Maske yok, yemek yok, ceza var
Güngör Güre’nin madendeki koşullarla ilgili anlattıklarına göre, felaket sadece patlamadan ibaret değil. İşçilere gaza karşı maske verilmiyor. İşçiler kendi yanlarında getirdikleri bezleri kullanıyor. Madende yemek de verilmediği için yemekler evden getiriliyor. Ancak en korkuncu ise bazı günler yerin altında saatlerce boşuna çalışmaları.
Güre, “Vardiya süresince üç kişinin örneğin 30 vagon kömür çıkarması isteniyor. Bazen bu miktarı çkaramıyoruz ve o günkü yevmiyemiz sıfır lira oluyor. Bugüne kadar 2 aylık maaşım kesilmiştir.
Bazen kömür yeteri kadar olmaz, bazen gücümüz yetmez. İstedikleri miktarda kömür çıkmazsa yevmiyemizi kesiyorlar” diyor.
Güre, sigorta primlerinin yatırıldığını, işçilerin 700, ustaların 800 lira ücret aldığını söylüyor. Madende çalışan işçi sayısı ise yaklaşık 130.
PATLAMADA ÖLENLERİN İSİMLERİ
Ali Kazan
İzzet Kuşoğlu
Murat Aydın
Şenol Kurt
Emir Ali Turhan
Murat Hanay
Mehmet Banbal
Seyit Ali Akduman
Mehmet Kuşoğlu
Yusuf Karaca
Erol Boran
Yonis Arıçiçek
Ramazan Baştepe
Ertuğrul Demiray
Yahya Arabozan
Erol İkiz
Muammer Aktaş
Ahmet Çetin
Mehmet Çetin
En büyük faciada 263 işçi ölmüştü
Türkiye’de 1942’den beri meydana gelen grizu patlamalarında binlerce işçi hayatını kaybederken, faciaların en büyükleri Zonguldak’taki Türkiye Taşkömürü Kurumu ocaklarında yaşandı. Zonguldak Kozlu’daki kömür ocağında 1992’de meydana gelen grizu patlaması 263 maden işçisinin ölümüyle sonuçlanırken, en çok kayıp verilen facia olarak kayıtlara geçti.

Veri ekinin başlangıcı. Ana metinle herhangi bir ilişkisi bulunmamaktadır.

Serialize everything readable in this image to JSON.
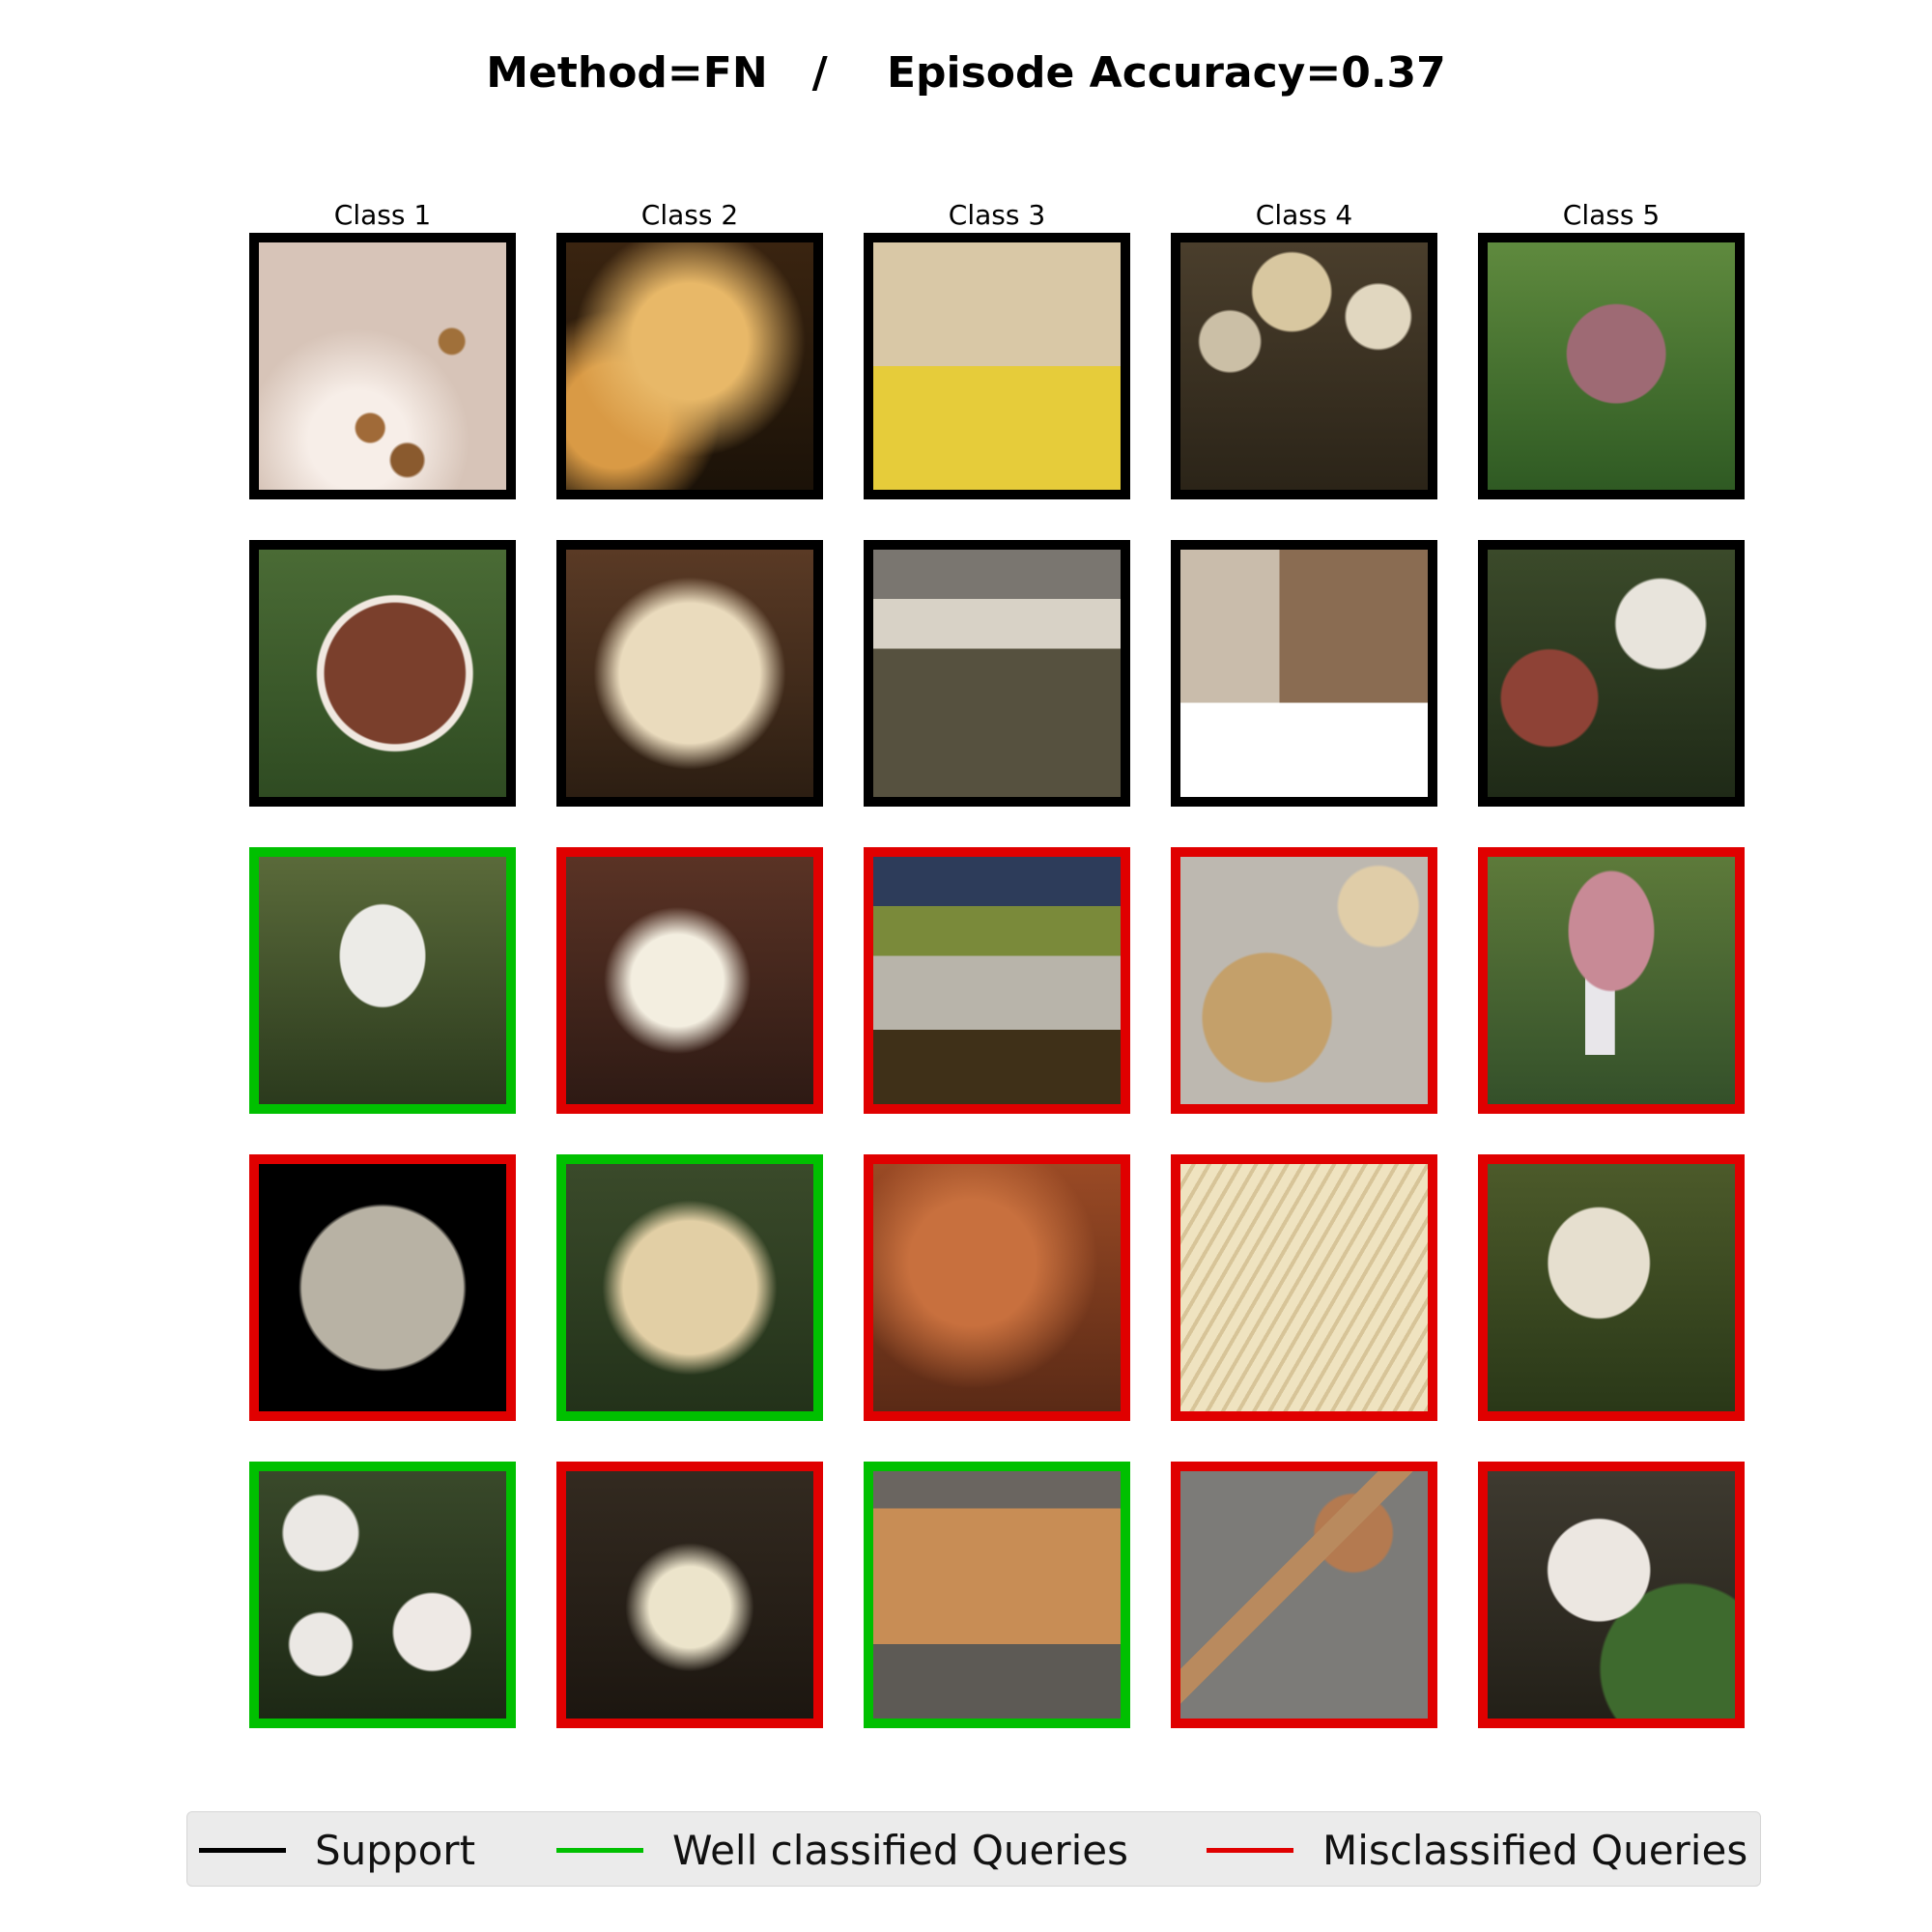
{
  "title": "Method=FN   /    Episode Accuracy=0.37",
  "columns": [
    "Class 1",
    "Class 2",
    "Class 3",
    "Class 4",
    "Class 5"
  ],
  "colors": {
    "support": "#000000",
    "well_classified": "#00c000",
    "misclassified": "#e00000"
  },
  "grid": [
    [
      "support",
      "support",
      "support",
      "support",
      "support"
    ],
    [
      "support",
      "support",
      "support",
      "support",
      "support"
    ],
    [
      "well_classified",
      "misclassified",
      "misclassified",
      "misclassified",
      "misclassified"
    ],
    [
      "misclassified",
      "well_classified",
      "misclassified",
      "misclassified",
      "misclassified"
    ],
    [
      "well_classified",
      "misclassified",
      "well_classified",
      "misclassified",
      "misclassified"
    ]
  ],
  "images": [
    [
      "microscope-spores",
      "orange-coral-fungus",
      "bracket-fungus-with-ruler",
      "group-of-mushrooms",
      "red-cap-mushroom"
    ],
    [
      "brown-gills-mushroom",
      "cream-coral-fungus",
      "shelf-fungus-in-grass",
      "mushroom-collage",
      "red-caps-white-stems"
    ],
    [
      "white-cap-mushroom",
      "white-coral-fungus",
      "bracket-fungus-on-log",
      "tan-gills-mushroom",
      "pink-cap-mushroom"
    ],
    [
      "microscope-spores-dark",
      "cream-coral-fungus-moss",
      "orange-crust-fungus",
      "gills-closeup",
      "white-mushroom-moss"
    ],
    [
      "white-button-mushrooms",
      "white-coral-fungus-ground",
      "orange-crust-on-log",
      "mushroom-on-pavement",
      "white-mushroom-leaves"
    ]
  ],
  "legend": [
    {
      "label": "Support",
      "key": "support"
    },
    {
      "label": "Well classified Queries",
      "key": "well_classified"
    },
    {
      "label": "Misclassified Queries",
      "key": "misclassified"
    }
  ]
}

Grizu nedir ve nasıl patlar
Madenlerde havalandırma, ocak patlamaları, işçi sağlığı ve iş güvenliği konularında uzman olan İTÜ Maden Fakültesi Maden Mühendisliği öğretim üyesi Prof. Gündüz Ökten, grizu patlamaları konusunda şu bilgileri verdi: “Grizu, havaya karışan metan gazının belli bir değere ulaşmasına, yani hava-metan karışımına denir. Metan gazının maden ocağı havası içinde oranı yüzde 5-14 arasında ise bu patlayıcı karışım grizudur. Patlama için grizunun alt sınırı (en az) 650-700 derece olan bir ısı kaynağıyla teması gerekir.”
‘Tahlisiye ekibi zorunlu’
Prof. Öktem ocaklardaki önlem konusunda da şu açıklamaları yaptı: “Yasaya göre her ocakta tahlisiye, yani kurtarma ekibi olması gerekir. Bu ekiplerin olduğu yerde çalışmalar kontrollü yapılıyor. Çalışma süresince ölçüm yapılır ve metan gazının yüzde 2’nin üzerine çıkmasına izin verilmez.”